The company was planning to bring out a RISC OS powered games console prior to the collapse of Acorn Computers as a vendor and the sale of the OS to Pace Micro Technology.

The company maintains offices all around the world, including the United States, Germany, France, Australia and Japan.

On August 3, 2004, the Wall Street Journal reported that Eidos was in preliminary discussions with a small number of companies in relation of a possible business combinations. In early March 2005 Eidos admitted that cash reserves had dwindled to £11.9m during the second half of 2004 and pre-tax losses had grown to £29m.

On March 21, 2005 Eidos received a takeover bid from Elevation Partners, the private equity firm owned by former Electronic Arts president John Riccitiello and with a number of notable partners, including U2's lead singer Bono. This takeover valued the company at £71m ($135m), and would inject £23m in order to keep the company solvent in the short term.

On 22 March, Eidos received a second takeover bid from the British games manufacturer SCi Entertainment.
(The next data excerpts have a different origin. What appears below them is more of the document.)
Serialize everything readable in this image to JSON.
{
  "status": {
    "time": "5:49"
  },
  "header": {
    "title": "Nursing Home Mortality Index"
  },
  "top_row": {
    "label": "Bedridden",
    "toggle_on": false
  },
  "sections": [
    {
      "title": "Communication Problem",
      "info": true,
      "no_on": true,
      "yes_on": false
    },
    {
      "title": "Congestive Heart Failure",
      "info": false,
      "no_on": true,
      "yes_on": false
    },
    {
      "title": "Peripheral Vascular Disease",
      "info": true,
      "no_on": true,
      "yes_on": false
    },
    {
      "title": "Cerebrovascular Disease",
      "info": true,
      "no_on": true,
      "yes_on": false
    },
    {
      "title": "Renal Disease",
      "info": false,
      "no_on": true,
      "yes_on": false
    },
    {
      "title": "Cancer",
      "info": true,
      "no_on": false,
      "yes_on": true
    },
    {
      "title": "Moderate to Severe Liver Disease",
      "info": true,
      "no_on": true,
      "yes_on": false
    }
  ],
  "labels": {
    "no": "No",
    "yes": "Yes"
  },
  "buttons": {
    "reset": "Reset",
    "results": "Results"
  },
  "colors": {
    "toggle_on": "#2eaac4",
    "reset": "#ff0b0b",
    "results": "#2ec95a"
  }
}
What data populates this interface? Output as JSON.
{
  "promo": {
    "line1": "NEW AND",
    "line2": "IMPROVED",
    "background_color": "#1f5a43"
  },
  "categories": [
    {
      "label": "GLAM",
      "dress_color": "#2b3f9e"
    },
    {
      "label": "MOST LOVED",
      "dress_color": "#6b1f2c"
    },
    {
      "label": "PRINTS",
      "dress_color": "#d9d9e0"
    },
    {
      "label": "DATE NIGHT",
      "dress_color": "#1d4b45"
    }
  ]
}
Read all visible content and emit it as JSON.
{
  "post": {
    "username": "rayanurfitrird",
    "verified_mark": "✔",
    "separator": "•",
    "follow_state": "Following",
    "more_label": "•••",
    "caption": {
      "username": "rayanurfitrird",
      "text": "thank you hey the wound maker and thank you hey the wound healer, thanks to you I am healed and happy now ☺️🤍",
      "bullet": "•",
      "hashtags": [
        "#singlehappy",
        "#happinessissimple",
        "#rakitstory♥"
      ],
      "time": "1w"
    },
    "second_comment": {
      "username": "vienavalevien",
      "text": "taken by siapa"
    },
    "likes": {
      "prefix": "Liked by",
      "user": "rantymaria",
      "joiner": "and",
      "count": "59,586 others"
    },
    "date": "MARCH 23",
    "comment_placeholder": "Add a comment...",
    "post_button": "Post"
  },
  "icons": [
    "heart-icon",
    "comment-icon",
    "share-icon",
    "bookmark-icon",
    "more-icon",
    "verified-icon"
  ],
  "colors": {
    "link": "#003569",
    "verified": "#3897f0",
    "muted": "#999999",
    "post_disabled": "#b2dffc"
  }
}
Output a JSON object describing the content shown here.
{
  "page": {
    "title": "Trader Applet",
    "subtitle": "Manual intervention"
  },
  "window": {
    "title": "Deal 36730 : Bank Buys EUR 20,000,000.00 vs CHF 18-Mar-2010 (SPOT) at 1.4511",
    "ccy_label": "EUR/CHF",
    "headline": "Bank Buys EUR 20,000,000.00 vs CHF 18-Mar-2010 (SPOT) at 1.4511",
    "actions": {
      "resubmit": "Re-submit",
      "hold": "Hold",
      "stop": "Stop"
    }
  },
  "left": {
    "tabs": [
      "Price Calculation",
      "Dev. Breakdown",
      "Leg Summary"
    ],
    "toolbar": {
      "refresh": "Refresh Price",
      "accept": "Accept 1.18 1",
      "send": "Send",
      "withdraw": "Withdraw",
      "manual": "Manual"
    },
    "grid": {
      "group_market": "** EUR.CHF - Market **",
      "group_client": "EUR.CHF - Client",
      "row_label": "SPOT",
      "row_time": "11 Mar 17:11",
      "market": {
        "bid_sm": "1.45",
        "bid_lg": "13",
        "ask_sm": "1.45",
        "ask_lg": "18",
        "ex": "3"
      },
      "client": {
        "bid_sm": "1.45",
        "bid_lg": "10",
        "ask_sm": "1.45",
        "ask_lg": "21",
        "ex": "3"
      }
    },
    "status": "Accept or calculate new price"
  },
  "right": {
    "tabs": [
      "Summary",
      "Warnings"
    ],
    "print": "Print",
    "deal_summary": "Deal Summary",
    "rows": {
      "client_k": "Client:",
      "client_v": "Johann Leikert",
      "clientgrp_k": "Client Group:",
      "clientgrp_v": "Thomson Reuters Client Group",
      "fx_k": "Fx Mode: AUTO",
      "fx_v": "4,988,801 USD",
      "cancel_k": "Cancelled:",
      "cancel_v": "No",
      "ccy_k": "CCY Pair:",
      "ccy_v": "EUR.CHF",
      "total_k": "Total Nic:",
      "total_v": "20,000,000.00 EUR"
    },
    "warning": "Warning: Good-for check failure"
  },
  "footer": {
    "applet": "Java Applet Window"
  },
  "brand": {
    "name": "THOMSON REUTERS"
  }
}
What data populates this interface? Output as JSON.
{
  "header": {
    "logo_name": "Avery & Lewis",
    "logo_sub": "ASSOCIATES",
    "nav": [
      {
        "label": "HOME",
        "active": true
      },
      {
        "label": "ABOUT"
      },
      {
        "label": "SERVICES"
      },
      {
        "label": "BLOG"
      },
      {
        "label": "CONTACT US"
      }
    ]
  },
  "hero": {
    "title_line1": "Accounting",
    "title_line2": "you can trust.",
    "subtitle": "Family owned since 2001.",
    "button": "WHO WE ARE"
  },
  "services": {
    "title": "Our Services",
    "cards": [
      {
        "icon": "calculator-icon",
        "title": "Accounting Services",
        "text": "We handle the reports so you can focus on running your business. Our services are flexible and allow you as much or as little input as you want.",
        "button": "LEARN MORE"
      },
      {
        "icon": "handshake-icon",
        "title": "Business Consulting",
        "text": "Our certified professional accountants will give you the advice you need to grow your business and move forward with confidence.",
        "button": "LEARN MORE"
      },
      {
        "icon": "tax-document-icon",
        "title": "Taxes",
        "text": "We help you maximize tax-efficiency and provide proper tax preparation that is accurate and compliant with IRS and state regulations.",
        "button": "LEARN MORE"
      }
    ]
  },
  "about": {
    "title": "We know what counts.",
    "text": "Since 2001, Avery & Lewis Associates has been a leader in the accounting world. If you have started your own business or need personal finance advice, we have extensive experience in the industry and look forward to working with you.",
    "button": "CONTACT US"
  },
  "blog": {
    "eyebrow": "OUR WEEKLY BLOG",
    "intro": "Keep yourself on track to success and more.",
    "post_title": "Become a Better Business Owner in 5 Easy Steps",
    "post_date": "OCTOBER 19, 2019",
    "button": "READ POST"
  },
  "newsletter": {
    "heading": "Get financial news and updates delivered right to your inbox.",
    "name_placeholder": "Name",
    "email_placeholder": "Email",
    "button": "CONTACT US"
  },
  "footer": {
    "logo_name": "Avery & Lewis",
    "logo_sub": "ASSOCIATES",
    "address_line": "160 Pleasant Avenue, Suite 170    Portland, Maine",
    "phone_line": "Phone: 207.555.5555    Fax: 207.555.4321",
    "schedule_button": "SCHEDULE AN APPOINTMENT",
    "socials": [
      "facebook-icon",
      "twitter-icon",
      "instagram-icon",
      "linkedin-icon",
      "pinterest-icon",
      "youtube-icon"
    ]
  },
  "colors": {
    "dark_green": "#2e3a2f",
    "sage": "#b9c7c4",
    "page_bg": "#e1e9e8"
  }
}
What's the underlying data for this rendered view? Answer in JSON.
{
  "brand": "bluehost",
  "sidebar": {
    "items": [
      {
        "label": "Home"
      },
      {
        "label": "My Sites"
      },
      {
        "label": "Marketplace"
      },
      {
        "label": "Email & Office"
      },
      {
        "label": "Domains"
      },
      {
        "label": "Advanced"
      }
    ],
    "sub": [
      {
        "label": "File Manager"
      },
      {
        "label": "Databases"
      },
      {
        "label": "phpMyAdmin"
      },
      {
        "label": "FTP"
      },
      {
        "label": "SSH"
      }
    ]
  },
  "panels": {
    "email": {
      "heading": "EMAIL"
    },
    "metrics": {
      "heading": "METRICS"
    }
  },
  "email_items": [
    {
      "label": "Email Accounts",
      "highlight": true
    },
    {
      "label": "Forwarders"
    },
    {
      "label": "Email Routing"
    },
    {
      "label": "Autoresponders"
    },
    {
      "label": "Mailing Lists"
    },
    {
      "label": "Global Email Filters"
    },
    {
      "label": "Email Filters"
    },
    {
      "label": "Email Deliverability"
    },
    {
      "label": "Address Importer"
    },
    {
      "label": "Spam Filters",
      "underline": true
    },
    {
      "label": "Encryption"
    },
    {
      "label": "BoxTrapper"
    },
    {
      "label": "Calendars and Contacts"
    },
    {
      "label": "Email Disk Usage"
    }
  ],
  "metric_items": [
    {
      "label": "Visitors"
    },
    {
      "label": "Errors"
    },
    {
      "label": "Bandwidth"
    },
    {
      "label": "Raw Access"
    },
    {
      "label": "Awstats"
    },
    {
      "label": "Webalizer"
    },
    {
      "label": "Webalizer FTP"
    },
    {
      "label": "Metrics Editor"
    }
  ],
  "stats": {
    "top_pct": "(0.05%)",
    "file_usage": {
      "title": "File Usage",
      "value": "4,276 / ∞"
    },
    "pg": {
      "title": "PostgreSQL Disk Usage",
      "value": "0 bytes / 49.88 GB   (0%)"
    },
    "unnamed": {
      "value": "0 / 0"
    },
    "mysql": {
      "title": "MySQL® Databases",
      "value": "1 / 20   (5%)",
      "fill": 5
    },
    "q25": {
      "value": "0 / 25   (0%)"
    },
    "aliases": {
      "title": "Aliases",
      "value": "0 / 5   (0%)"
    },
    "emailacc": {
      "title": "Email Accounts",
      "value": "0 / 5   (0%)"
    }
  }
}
SCi offered £74m ($139m), and tabled a restructuring plan to cut £14m from annual costs. To fund this takeover, SCi proposed to sell £60m worth of stock. Eventually, in late April, Elevation Partners formally withdrew its offer, leaving the way clear for SCi. The takeover was finalized on 16 May 2005.

Since the SCi purchase, the vast majority of the old Eidos management have been let go. SCi have left their Battersea Office and moved into the old Eidos office on the second floor of Wimbledon Bridge House, 1 Hartfield Road, Wimbledon. Eidos announced on February 15, 2007 that they will open a new studio in Montreal, Quebec, Canada responsible for "new undisclosed next-generation projects". Eidos Montreal is developing a new game in the Deus Ex franchise.

Ian Livingstone was awarded an OBE (Order of the British Empire) for "Services to the Computer Games Industry" in the New Year Honours List 2006 as was Jane Cavanagh in the New Year Honours List 2007.

On 4 September 2007 the board of SCi Entertainment confirmed recent speculation that the company has been approached with a view to making an offer. On 10 January 2008 SCi announced take over and/or merger talks had been halted. As a result, the share price dropped by over 50%. Major investors called for the resignation of key personnel, including Jane Cavanagh, over this issue as well as delays to key titles. On January 18, 2008 CEO Jane Cavanagh, Bill Ennis and Rob Murphy left the company.